Неужели не было никаких примет, которые отличали бы старосту от неотесанного крестьянина? Такие приметы были. Несмотря на его нищенский вид, не могло быть никакого сомнения в том, что этот человек стоит выше других и вершит чужие судьбы. Он сжимал губы, чтобы не выпустить струю табачной жижи: да, он своего не упустит — выжмет сок до последней капли из всего, что попадет к нему в руки. Необыкновенно ясные, жесткие, холодные серые глаза, правильные черты верхней части лица, широкий лоб под шапкой густых темных волос, начавших седеть только на висках, резко очерченные челюсти и подбородок, бледный цвет лица — признак сидячей жизни, и в особенности тонкие, красивой формы руки, белые и мягкие, несмотря на явную их запущенность, — все это указывало на сильную натуру, более сложную, чем у тех, кто вынужден собственным трудом добывать себе скудное пропитание.
Бьяртур протянул руку своему бывшему хозяину, и староста, как обычно, не говоря ни слова, подал ему два пальца, а остальные три крепко зажал в кулак. За двадцать лет знакомства со старостой Бьяртур выработал особые приемы обращения с ним.

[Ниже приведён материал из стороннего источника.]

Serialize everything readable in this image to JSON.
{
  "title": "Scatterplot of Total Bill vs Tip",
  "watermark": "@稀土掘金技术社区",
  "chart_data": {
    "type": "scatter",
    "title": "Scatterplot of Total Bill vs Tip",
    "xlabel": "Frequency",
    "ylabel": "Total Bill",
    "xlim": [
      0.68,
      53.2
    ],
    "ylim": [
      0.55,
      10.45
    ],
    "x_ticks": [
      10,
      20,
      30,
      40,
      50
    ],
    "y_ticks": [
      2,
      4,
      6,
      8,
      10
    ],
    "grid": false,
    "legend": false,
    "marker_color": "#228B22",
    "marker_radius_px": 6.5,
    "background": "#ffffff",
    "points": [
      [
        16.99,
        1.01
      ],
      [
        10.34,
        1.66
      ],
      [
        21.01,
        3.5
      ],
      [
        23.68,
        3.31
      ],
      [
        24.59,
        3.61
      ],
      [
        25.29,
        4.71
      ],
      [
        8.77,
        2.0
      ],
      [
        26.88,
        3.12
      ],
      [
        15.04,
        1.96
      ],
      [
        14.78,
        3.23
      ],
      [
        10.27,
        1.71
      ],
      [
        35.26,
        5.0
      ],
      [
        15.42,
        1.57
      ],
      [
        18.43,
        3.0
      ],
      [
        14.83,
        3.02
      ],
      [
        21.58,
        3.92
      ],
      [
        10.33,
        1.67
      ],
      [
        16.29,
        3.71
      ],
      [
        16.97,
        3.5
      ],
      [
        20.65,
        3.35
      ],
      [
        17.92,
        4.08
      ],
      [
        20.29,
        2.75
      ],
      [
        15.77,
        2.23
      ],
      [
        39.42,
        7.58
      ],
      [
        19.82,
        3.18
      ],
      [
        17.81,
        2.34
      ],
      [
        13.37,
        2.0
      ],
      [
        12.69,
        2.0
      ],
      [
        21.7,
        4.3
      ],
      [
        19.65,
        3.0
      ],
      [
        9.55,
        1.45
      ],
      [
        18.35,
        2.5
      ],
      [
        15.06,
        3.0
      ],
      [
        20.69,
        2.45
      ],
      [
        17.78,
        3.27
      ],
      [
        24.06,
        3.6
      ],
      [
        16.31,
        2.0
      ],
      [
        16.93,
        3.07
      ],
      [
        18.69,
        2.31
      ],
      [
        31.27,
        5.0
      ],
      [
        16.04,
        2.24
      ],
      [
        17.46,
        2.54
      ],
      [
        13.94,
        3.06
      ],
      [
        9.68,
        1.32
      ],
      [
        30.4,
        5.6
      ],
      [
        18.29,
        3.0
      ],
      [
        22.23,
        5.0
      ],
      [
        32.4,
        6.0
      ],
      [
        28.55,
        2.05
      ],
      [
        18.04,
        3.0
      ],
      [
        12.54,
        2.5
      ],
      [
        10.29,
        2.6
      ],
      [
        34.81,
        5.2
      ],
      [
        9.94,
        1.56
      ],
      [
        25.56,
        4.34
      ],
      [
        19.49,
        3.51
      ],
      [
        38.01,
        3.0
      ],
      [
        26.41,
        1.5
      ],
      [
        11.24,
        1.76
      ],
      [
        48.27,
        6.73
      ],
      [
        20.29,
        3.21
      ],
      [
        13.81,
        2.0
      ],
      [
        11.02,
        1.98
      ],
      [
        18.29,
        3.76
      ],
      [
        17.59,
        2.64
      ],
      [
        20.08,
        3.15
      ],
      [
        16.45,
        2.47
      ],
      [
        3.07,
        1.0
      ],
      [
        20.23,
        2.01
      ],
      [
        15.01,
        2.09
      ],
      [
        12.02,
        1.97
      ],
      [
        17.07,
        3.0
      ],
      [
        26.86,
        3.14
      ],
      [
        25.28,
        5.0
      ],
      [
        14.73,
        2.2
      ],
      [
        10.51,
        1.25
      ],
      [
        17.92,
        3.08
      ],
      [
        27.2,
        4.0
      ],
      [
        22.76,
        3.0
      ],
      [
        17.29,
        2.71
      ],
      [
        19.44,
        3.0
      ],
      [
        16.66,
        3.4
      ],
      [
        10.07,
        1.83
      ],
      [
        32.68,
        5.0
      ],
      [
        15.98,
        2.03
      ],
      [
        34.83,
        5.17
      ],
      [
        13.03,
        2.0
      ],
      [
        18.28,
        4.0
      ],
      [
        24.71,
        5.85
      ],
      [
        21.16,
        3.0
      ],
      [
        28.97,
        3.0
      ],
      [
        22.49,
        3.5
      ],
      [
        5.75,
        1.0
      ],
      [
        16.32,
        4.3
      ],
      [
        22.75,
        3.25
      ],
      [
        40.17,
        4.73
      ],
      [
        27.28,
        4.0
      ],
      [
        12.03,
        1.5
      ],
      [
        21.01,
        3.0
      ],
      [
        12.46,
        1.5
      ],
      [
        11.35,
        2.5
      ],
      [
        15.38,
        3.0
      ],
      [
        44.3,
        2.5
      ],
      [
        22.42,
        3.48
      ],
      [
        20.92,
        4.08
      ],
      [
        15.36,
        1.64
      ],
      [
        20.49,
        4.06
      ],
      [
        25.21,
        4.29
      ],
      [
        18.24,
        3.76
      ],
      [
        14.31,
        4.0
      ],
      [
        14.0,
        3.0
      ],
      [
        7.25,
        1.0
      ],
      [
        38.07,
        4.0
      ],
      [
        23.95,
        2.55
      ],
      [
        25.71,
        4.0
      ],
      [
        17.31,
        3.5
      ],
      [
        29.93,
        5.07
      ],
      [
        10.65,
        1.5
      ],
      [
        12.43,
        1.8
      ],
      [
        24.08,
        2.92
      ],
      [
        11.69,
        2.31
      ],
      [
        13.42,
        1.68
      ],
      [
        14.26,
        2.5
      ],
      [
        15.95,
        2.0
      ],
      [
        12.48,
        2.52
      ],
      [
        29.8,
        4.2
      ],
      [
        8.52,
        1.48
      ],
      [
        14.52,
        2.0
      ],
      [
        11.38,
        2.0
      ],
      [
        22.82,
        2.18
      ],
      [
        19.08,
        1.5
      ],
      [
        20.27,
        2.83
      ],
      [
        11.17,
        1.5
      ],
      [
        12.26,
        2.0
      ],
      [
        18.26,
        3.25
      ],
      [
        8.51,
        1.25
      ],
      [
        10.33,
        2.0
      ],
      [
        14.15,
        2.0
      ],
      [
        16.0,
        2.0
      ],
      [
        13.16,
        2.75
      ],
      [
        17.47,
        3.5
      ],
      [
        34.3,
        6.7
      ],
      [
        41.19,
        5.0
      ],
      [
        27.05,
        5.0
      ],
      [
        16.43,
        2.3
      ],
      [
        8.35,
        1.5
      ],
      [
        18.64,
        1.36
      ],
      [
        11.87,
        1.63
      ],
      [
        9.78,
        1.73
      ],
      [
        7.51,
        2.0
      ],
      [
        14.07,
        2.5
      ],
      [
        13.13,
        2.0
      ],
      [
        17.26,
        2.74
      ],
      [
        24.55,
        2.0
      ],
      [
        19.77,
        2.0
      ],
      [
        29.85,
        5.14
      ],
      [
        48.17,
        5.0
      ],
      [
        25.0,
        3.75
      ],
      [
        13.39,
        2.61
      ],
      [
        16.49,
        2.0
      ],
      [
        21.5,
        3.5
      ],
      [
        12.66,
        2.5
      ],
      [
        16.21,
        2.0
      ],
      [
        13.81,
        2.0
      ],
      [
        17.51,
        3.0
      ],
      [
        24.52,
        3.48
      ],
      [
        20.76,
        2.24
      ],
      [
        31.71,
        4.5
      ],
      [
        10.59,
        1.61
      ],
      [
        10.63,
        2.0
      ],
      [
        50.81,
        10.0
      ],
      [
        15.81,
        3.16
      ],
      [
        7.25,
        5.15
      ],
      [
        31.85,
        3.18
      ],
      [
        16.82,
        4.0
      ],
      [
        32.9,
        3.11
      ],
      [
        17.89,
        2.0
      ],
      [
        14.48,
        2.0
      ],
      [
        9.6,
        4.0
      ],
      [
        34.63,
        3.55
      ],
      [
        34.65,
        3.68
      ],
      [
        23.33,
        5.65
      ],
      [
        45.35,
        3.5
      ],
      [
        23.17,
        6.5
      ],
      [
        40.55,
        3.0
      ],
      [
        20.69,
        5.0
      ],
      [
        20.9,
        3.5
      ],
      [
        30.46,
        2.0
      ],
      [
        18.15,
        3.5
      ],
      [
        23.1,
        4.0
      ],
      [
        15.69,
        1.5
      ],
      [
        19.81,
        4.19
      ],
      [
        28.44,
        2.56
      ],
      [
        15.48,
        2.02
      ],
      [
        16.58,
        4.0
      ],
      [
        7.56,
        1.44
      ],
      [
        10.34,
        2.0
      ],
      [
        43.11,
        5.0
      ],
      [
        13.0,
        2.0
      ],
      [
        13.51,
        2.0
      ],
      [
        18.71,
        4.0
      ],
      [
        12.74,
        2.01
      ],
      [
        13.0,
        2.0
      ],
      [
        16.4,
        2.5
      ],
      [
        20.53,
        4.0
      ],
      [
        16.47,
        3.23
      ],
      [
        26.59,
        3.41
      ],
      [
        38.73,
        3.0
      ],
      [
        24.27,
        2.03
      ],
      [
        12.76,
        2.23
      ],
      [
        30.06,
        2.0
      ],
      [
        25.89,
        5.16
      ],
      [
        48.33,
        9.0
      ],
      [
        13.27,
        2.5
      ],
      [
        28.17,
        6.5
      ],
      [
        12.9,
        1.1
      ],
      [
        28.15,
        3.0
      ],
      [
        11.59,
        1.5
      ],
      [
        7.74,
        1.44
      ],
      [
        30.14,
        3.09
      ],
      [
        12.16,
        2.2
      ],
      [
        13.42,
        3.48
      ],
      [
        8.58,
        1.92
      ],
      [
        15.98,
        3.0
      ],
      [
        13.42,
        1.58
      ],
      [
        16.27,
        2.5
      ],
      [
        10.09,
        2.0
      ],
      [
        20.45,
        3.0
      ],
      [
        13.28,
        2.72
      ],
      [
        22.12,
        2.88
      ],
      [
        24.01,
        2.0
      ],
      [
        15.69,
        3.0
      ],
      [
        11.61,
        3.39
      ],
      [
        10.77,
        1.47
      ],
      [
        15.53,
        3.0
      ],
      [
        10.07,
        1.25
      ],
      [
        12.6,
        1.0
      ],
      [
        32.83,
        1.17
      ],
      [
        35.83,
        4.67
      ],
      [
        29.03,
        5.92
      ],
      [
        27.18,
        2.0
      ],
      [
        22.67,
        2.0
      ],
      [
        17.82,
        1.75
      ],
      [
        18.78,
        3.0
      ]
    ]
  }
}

Эти приемы вытекали из подневольного положения, в котором находился Бьяртур, вынужденный постоянно обороняться от подозрительного хозяина, — такое положение со временем превращается в страстную жажду отстаивать свое право перед сильным и переходит в борьбу, которая долгие годы ведется с неослабевающим напряжением. О том, чтобы идти на примирение, в таких случаях и речи быть не может.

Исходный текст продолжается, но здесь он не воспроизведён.